Paul Ryan sells out electorate on health care bill
The GOP spent the past three election cycles promising to repeal Obamacare, and each time the Republicans requested the political power to do so, the American people obliged. Yet now, after the public marched lock, stock, and barrel with the GOP for six years, we find ourselves abandoned by House speaker Paul Ryan's proposal to cement socialized medicine in place.
In the 114th Congress, Republicans passed a clean Obamacare repeal bill through the House and Senate. They sent it to the desk of then-president Barack Obama with the full knowledge that it would be vetoed. After President Obama's veto, Speaker Ryan had this to say:
We have shown now that there is a clear path to repealing Obamacare without 60 votes in the Senate. So, next year, if we are sending this bill to a Republican President, it will get signed into law.
With that remark, Speaker Ryan guaranteed Americans that electing Donald Trump would end the left's experiment in government run health care – but contrary to Speaker Ryan's assurances, his bill does nothing of the sort. The "American Health Care Act" doesn't actually repeal Obamacare; it simply tweaks its core components.

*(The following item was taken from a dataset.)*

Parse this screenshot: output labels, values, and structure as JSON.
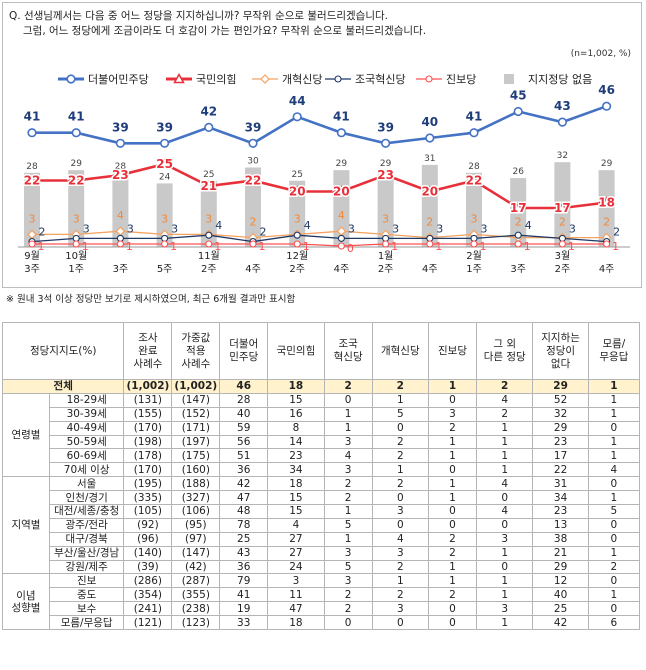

One of the main drivers of discontent against Obamacare was the individual mandate. Under Obamacare, if a person went without health coverage, they were subject to a tax penalty, which many were forced to pay since it was cheaper than insurance. While the IRS won't be enforcing the individual mandate under "Ryancare," instead, the bill includes a 30% surcharge for those who enroll in coverage after allowing their previous insurance policy to lapse. This effectively encourages uninsured individuals to forgo health coverage. As Senator Rand Paul stated:
You will no longer have to pay a penalty to the government, but you will have to pay a penalty to your insurance company.
Senator Paul has also rightfully questioned the constitutionality of forcing an individual to pay a penalty to a private insurance company.
The insurance mandate and the individual mandate share the same function; both provide a funding mechanism to offset the cost of extending coverage to individuals with pre-existing conditions. The idea of mandating coverage to those with pre-existing conditions is in itself a major hurdle to health care reform. Michael Tanner of National Review rightfully calls the idea a "policy oxymoron" since policymakers are forcing insurance companies to "insure people who are, by definition, uninsurable." The only feasible way to give those with pre-existing conditions health insurance without driving up costs on healthy individuals would be to remove them from the traditional pools and create a high-risk pool at the state level. Tanner believes that the GOP is "backing away from [high risk pools] in favor of a bad idea that they wrongly believe will be easier to sell to angry constituents."
In Senator Paul's replacement plan, the pre-existing condition mandate is abandoned after a two-year transition period. At the end of this transition, Senator Paul believes that those who still could not find coverage would be better cared for at the state level. The federal government could allocate block-grant Medicaid resources to the states and allow them to experiment on the best way to insure people who, due to illness or low income, are unable to find coverage.
If the GOP wishes to keep its promise to the American people, it must comprehensively repeal the entirety of the failed Obamacare leviathan – not prop up a "replacement" that fails to alleviate the main drivers of high health care costs on consumers. The GOP should follow the lead of Senator Rand Paul and offer a replacement bill that embraces free-market principles to drive down costs, drive up competition in the insurance marketplace, and allow the states to decide the best way to extend coverage to those with pre-existing conditions.
Colton Grace is a free market activist who has worked for a variety of campaigns and conservative non-profits.